La petite chatte n'avait pas cessé de miauler. Mieux, inconsciente, elle dansait sur place, levant les pattes, l'une après l'autre, dans un mouvement roulé, tendant son museau ingénu, juste entre les jambes de Madame Gripoussier.

Celle-ci s'en aperçut, tout d'un coup, émergée de ses hantises. Son visage grimaça. Elle eut un geste bref, violent, tout de rage concentrée : le torchon qu'elle empoigna s'abattit avec un claquement sec. Mais ce fut raté. La petite chatte avait évité le coup, par un de ces réflexes dont nous avons le secret. Elle était déjà réfugiée sous le buffet que la femme fulminait encore, furieuse d'être déjouée :

- T'as pas fini, non, t'as pas fini ta musique ?... Elle m'énerve, celle-là, avec son petit air, avec son petit genre... Et miou, et miou !... Que j't'y reprenne à te fourrer dans mes jambes! ... C'est qu'elle me ferait tomber, la salope... C'est ça que tu cherches, hein, avec ton petit air ?... Et miou, et miou ! Une vraie petite princesse qui voudrait voir la pauvre femme par terre, hein, c'est ça ?... Alors, tu dis plus rien ?... Qu'est-ce qu'elle mijote, la petite charogne ?...

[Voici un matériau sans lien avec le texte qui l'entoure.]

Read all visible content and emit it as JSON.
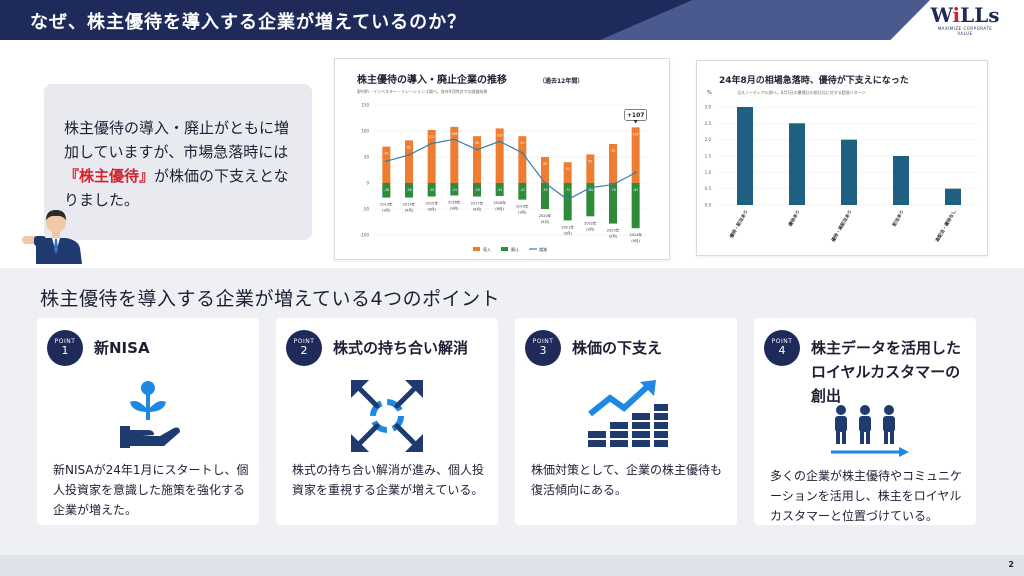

La chatte se taisait, immobile, rencognée au plus profond de son abri. Néanmoins, je voyais ses yeux : elle ne comprenait pas ce qui se passait, les intentions de la femme ne lui étaient pas perceptibles.

Madame Gripoussier fourrageait sous le meuble à l'aide d'un bâton :

- Tu vas sortir, dis, tu vas sortir, petite carne ! J'vais te la faire, ton affaire ! On va voir si tu l'auras encore, ton petit air, ton petit ton, et miou, et miou !

Elle s'y prenait mal. La chatte restait hors de portée. Alors, elle se releva. Ses prunelles papillotèrent, en se posant sur tous les chats, son torrent verbal se modifia, tandis qu'elle leur parlait, d'une voix melliflue, insistante, bizarrement chantante :

-Ah, ils sont là, mes petits minous, bonjour, mes petits minous, ils vont bien, mes petits minous...

Elle me fit peur et j'augurai soudain les plus grands malheurs. Mes congénères me parurent de la dernière imprudence. Se pouvait-il qu'ils fussent si naïfs ? Comment les mettre en garde ? Ils étaient, pour la plupart, bien jeunets. L'attrait de la nourriture, que cette femme leur dispensait, masquait complètement pour eux les terribles tendances que je devinais s'agiter en elle.